Computational Methods for Multiscale Analysis and Design of Nonlinear Multifunctional Materials and Structures for Energy Management

Managing energy transfer in a system through arrangement of different material media is an essential component of the engineering design process. For example, in protective structures designed for impact mitigation, energy can be dissipated by arranging the underlying material to experience inelastic behavior. Additionally, energy transfer in materials can be engineered by purposefully designing sub-scale features, resulting in the development of novel engineered materials with unprecedented stiffness to weight ratios, remarkable vibration and sound control, and unparalleled coupling of electromagnetic and mechanical effects. Increasing computational capabilities have led to widespread use of numerical simulations to better predict energy transfer mechanisms within detailed arrangements of material media at different scales. These simulations also provide the basis through which the inverse problem of achieving superior control over energy transfer through optimized material arrangements can be approached. The proliferation of increasingly sophisticated simulations also coincides with the rapid digitization of fabrication processes driven by additive manufacturing methods which approach ever smaller scales and finer geometrical details. To take advantage of these advances, computational design frameworks rooted in advanced simulation and optimization methods are needed.
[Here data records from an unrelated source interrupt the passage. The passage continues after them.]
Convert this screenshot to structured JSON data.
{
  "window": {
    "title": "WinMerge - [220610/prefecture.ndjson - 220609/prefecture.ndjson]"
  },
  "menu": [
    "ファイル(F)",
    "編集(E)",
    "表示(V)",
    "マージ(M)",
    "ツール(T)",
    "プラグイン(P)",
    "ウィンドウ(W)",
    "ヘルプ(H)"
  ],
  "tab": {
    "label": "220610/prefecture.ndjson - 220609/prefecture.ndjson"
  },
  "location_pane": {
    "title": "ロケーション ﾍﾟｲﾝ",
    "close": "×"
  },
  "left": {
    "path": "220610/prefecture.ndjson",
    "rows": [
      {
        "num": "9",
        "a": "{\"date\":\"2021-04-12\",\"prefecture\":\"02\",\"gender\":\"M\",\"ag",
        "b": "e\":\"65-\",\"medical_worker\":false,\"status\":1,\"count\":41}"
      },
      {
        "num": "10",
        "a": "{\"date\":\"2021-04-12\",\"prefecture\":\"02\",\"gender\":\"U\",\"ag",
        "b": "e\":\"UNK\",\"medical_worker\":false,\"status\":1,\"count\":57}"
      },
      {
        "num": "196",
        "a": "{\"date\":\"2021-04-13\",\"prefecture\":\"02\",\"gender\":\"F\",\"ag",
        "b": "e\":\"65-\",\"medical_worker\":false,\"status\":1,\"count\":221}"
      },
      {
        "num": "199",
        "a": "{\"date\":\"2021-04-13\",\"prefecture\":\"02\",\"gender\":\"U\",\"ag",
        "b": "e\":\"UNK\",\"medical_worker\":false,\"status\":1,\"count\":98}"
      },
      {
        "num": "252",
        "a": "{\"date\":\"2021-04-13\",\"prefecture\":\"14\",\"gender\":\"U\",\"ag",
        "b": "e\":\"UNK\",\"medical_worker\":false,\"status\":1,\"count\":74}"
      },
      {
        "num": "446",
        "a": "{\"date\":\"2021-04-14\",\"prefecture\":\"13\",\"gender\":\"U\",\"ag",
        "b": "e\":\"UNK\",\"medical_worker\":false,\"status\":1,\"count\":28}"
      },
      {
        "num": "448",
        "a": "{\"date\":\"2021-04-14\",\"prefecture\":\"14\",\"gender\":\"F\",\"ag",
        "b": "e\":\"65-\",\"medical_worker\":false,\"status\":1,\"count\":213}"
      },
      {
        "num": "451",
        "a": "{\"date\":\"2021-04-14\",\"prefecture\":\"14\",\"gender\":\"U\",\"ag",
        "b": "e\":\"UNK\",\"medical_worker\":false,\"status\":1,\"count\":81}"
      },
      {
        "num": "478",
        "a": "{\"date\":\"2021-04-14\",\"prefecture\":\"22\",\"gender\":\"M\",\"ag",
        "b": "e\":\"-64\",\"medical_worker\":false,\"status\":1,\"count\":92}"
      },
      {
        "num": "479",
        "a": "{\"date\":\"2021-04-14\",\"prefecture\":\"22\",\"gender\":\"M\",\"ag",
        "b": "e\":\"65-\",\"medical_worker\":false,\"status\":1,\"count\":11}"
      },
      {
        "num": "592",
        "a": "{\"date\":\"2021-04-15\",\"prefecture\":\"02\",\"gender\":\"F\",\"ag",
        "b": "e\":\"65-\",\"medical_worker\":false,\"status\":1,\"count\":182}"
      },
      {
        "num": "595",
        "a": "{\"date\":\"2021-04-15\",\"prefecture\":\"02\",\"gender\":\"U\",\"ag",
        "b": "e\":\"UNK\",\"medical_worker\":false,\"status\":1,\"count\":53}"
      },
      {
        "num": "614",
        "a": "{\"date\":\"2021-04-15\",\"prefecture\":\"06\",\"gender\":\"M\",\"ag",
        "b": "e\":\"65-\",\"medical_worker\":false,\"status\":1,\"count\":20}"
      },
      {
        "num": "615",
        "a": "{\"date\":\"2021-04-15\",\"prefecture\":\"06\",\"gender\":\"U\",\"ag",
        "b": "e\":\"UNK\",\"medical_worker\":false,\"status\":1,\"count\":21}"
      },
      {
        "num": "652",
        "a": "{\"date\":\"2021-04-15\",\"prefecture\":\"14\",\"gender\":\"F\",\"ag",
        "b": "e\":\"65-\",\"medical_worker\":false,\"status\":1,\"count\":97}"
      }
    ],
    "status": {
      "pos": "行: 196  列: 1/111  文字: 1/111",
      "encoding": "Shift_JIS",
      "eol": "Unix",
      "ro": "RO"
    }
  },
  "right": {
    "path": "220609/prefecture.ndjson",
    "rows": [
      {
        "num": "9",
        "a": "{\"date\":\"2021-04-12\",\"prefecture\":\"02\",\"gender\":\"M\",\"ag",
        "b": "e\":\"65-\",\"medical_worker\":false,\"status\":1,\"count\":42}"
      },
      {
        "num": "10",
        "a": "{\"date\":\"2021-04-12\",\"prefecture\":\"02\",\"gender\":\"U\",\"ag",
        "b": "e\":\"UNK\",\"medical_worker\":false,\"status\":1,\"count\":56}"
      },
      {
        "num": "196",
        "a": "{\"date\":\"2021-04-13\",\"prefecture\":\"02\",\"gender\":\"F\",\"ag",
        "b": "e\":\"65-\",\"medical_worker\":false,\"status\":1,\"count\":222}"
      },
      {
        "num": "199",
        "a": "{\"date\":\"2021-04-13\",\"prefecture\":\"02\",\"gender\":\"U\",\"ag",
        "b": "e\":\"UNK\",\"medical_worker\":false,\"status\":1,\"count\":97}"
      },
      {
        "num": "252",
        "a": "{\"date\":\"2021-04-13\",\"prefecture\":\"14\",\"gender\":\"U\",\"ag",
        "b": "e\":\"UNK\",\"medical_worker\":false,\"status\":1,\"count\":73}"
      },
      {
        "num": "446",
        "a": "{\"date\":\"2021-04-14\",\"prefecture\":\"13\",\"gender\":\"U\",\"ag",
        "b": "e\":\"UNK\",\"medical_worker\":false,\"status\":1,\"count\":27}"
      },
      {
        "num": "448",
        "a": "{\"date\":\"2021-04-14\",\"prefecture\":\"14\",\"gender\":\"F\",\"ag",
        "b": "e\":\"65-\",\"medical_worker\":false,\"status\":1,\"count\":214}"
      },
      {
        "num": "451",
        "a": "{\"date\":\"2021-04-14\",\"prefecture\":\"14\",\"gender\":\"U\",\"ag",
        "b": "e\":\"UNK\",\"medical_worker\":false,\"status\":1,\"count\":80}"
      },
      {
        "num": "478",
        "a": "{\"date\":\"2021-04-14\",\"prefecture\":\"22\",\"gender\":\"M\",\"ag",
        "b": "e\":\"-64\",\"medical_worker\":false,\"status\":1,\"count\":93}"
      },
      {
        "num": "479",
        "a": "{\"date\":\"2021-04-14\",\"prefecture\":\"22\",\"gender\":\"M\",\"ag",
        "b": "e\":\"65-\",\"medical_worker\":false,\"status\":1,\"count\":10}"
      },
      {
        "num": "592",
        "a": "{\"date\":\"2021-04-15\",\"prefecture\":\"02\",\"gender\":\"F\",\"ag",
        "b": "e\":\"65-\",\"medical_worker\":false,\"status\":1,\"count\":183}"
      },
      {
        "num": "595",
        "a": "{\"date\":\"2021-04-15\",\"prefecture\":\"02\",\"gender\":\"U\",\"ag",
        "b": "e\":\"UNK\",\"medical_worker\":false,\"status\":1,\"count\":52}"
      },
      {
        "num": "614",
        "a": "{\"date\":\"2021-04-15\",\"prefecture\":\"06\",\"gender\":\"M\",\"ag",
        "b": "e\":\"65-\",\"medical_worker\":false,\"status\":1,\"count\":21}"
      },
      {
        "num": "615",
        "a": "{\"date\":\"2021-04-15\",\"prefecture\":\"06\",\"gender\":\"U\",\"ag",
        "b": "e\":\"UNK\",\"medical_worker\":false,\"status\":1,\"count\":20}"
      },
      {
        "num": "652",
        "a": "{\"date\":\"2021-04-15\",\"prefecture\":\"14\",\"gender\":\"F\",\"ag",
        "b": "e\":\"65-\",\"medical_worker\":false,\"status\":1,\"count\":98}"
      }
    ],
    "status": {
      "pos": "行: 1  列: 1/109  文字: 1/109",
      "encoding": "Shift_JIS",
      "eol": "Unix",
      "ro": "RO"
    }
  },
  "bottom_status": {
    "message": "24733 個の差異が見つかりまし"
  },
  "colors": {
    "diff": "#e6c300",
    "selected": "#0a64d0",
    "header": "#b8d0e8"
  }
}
The focus of this dissertation is on development of numerical methods for the analysis and design of materials and structures which can be used to better manage different energy transfer mechanisms. This development concerns two areas: (a) A rational design framework for energy dissipating structures based on topology optimization and accounting for the complex interplay between physical phenomena such as inelastic mechanisms, material rate effects, large deformations, and inertia effects. (b) Multiscale simulation approaches for nonlinear, transient, and multiphysics phenomena involved in energy transfer, and the application of these simulation techniques to the design optimization of engineered materials. It is envisioned that that the developed numerical methods will help lay the groundwork for seamless integration of computational simulation, design, and fabrication frameworks to realize the next generation of functionally optimal structures and materials for energy management.